Common core stresses rigor and more critical thinking so my guess is we're going to have an influx of student complaints in regards to teachers not teaching. What do you guys think?

It's going to be an interesting adjustment of how teachers are viewed. Is there going to be a lot less front of the room lecturing? Heck, yeah, and my vocal chords are thrilled for that. Is there going to be a lot more running around the room, working on individual questions and assessing understanding on a constant basis? Probably, and my waistline is going to appreciate that. As our thoughts on what a classroom should be changes, so will the expectations of appearances.

It is going to be an adjustment for students. I find many students think getting the answer means they are smart and have done the work. Many students don't yet understand that getting the answer is just the tip of the iceberg and that much much more is expected.
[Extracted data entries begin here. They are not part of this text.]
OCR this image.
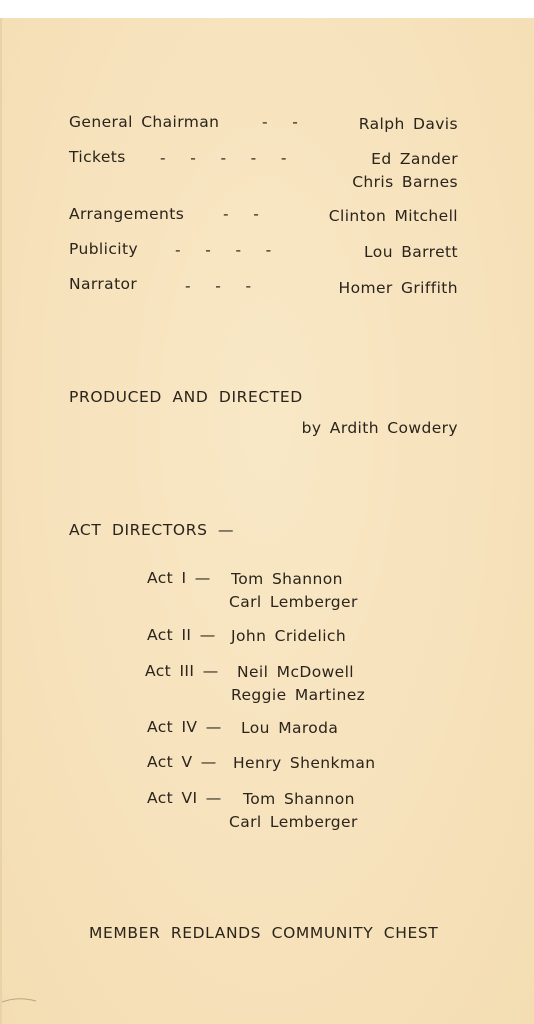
General Chairman	-     -	Ralph Davis
Tickets -     -     -     -     -	Ed Zander
Chris Barnes
Arrangements	-     -	Clinton Mitchell
Publicity -     -     -     -	Lou Barrett
Narrator	-     -     -	Homer Griffith
PRODUCED AND DIRECTED
by Ardith Cowdery
ACT DIRECTORS —
Act I — Tom Shannon
Carl Lemberger
Act II — John Cridelich
Act III — Neil McDowell
Reggie Martinez
Act IV — Lou Maroda
Act V — Henry Shenkman
Act VI — Tom Shannon
Carl Lemberger
MEMBER REDLANDS COMMUNITY CHEST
I am a front of the room lecturer but I totally respect teachers that can teach differently and get great results. I don't allow students to complain about other staff members while in my classroom but when it does from time to time I'll shut down the conversation. And I'll make sure that my students hear me say that not lecturing does not mean not teaching.

I think some teachers don't teach. I think that some teachers don't know what common core means and don't teach as a result. There are teachers who put kids in groups and say they are teaching the common core.
Discovery/inquiry/rigor are all perfectly valid teaching methods but just throwing a problem at kids and asking them to struggle with it is not any of those things. Yes there is an adjustment kids need to make but that's not an excuse for not teaching.
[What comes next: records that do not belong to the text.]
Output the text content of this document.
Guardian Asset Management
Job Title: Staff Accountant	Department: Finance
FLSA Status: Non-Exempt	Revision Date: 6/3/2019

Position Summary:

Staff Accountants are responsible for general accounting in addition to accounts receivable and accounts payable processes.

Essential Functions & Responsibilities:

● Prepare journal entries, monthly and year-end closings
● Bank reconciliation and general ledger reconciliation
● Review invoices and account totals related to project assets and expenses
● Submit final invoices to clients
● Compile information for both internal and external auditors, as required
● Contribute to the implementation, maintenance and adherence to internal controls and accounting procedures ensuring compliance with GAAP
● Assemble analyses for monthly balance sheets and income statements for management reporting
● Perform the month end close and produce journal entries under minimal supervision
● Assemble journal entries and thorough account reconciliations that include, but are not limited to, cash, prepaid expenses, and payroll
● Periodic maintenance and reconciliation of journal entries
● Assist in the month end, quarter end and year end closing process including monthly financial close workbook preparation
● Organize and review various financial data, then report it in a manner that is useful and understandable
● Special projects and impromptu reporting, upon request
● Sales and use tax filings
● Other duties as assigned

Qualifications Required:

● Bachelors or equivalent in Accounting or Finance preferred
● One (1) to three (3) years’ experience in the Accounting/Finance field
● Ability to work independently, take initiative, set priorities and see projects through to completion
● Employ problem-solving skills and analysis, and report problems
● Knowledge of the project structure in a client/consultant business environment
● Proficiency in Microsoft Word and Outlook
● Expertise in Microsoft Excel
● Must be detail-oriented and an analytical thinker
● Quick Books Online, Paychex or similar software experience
I think some teachers don't teach. I think that some teachers don't know what common core means and don't teach as a result. There are teachers who put kids in groups and say they are teaching the common core.
Discovery/inquiry/rigor are all perfectly valid teaching methods but just throwing a problem at kids and asking them to struggle with it is not any of those things. Yes there is an adjustment kids need to make but that's not an excuse for not teaching.



I agree that I think some teachers really don't teach. I had many of them when I was in high school. My U.S. History "teacher" told us, "Read chapter 2, answer the questions at the end" and that was that. No discussion, no teaching taking place. Textbooks, and simple Q&A worksheets.
I'm not sure if the CCSS have anything to do with the students and situations you're referring to, but teachers weren't teaching back when I was in high school 16 years ago.

I have heard one or two students say that for a different reason...if I put a question on the test that isn't exactly like a problem we did in class (but just with different numbers) but that tests the same concepts, they claim it is isn't fair and they weren't taught that. They don't want to think, and they just want all problems identical to what we've done in class, which won't help them with much.

I believe teachers should guide their students, facilate discussions and create learning experiences with minimal lecturing. Lecture is necessary, but it doesn´t require much from the students. The teacher should be very involved as the students take on active learning roles. Could this be perceived as not teaching from the view point of a student? I honestly don´t know. I wouldn´t immediately think so, but I could be wrong. If a teacher is doing his or her job and asking probing questions, helping to clear up misunderstandings, and guiding students through their learning then I would think there would be little doubt as to whether the teacher is teaching. Perhaps these are teachers who truly are not teaching?

It's something students will get used to as the next generation sees new practices as the norm.